Back in 2017, I composed a post titled ‘The Dorastis Solar System,’ attaching a Facts and Figures Chart below it. Since then, I had returned to that post multiple times to correct a few errors before eventually giving up. There was always something I found a little off every time I went back to examine it. Since then, I managed to look over it a few more times until finally deciding to give one more update before attaching it here. As was stated there, so here, I used such software as AstroSynthesis and Gravity Simulator to make sure the system was remotely viable, along with world-builders.org for several equations to establish further realism.

 For miscellaneous things, such as orbital eccentricity, magnetosphere, radii extension, and solar intensity, this was done through a combination of studying real-world examples and equations (specifically solar intensity), to give the numbers displayed on the chart. I also had to rethink natural satellite placement such as moons (if any,) around the first and second planets in the system utilizing concepts such as Lagrange Points and the Hill/Roche Sphere.

Two things of note.

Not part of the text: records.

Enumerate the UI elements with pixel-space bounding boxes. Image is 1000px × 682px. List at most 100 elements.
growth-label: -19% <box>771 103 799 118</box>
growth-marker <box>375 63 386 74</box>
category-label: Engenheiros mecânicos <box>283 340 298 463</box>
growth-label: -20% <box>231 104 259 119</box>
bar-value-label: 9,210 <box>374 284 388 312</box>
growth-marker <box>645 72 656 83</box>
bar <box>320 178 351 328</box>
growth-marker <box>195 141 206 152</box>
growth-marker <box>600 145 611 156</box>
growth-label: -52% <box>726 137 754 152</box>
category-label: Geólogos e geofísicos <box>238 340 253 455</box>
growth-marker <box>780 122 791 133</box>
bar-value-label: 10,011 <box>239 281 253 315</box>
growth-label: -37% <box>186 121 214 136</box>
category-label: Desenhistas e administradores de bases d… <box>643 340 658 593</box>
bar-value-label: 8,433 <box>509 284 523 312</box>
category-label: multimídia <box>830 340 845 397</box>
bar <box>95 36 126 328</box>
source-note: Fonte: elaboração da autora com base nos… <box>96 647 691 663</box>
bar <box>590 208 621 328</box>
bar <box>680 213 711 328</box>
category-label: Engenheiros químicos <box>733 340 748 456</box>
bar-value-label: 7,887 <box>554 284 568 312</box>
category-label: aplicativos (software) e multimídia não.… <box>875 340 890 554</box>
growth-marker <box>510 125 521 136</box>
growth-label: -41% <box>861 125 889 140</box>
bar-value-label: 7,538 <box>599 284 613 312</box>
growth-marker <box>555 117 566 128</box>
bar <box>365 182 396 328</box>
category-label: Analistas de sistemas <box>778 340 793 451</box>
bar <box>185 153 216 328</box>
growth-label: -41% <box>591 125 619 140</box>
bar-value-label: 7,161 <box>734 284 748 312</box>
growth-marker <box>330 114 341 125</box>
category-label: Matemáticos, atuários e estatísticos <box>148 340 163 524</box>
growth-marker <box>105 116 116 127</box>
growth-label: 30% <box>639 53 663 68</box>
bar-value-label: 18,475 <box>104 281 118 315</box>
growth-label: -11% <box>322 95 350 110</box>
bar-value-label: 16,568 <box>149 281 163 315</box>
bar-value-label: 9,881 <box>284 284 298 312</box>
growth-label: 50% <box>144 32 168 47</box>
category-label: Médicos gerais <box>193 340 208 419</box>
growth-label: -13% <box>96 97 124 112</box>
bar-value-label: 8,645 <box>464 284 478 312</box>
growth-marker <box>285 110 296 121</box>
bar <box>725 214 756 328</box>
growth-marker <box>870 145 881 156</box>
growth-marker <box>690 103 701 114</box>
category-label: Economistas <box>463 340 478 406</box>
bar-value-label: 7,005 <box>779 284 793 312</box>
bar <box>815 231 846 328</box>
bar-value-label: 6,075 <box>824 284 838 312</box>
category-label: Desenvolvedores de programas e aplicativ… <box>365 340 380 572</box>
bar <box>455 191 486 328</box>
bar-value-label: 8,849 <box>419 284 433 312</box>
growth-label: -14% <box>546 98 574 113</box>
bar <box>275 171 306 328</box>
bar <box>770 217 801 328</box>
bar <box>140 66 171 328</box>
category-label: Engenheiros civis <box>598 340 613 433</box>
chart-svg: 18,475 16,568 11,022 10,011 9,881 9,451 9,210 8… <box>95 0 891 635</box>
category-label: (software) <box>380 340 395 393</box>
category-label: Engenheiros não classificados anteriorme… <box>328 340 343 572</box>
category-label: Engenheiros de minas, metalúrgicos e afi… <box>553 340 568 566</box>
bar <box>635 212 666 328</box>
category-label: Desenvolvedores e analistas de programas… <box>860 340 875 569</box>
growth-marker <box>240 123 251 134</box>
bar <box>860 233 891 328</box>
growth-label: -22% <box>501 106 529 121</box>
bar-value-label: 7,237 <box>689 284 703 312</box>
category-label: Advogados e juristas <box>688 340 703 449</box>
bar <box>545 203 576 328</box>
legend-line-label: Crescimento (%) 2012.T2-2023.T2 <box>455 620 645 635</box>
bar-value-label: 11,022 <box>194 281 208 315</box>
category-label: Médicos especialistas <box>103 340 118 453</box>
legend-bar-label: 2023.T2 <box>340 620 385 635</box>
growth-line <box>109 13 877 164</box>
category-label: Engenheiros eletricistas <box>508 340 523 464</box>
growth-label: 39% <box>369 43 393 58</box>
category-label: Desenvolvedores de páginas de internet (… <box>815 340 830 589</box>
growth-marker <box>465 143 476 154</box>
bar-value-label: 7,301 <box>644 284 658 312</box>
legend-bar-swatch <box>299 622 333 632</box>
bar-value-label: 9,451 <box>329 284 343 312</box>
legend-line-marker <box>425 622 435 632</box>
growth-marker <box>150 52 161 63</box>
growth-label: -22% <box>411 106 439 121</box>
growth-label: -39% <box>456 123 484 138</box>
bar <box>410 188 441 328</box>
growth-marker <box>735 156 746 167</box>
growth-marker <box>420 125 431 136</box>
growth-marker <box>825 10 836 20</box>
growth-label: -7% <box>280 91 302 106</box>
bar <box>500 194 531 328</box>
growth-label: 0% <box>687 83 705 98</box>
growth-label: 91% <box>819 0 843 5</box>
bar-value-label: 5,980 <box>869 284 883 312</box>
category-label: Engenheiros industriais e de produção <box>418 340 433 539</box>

First is the use of a G4V Star (Sol is a G2V,) for the parent star. I’ve periodically considered a K0V, but with the figures generated below, it wasn’t viable. Secondly, both the masses and Mean Orbital Velocities have been updated. Hopefully, this is the last time (for a long time,) that I will remotely bother to correct anything.


Another facts and figures table that I'd been working on was for Nersis and Kesis, the moons of Ardis, where ‘Chronicles of Ardis’ takes place: 


Colloquially referred to at times as the Red and Orange Daughters for their predominant coloration, Nersis and Kesis were somewhat modeled on Jupiter’s moon Io, with Nersis being volcanic and Kesis quiescent. Though they were balanced using Earth (as was the rest of the Stellar system for that matter,) it worked. Other equations were done utilizing fxSolver; it was something of a blessing to find. 

Much like Jupiter and Io, Ardis and Nersis have a similar relationship, whereby thanks to tidal heating, is not only volcanically active but contributes to the overall size of the Ardan magnetosphere, nearly doubling it and imparting an overall elliptical appearance to its structure due to plasma loading. Book II goes into a little more detail regarding all of this, which, along with the edited/revised version of my first book and the third one will hopefully come up soon to be crowdsourced and hopefully released…

Meanwhile I still very slowly and agonizingly press on with Book IV.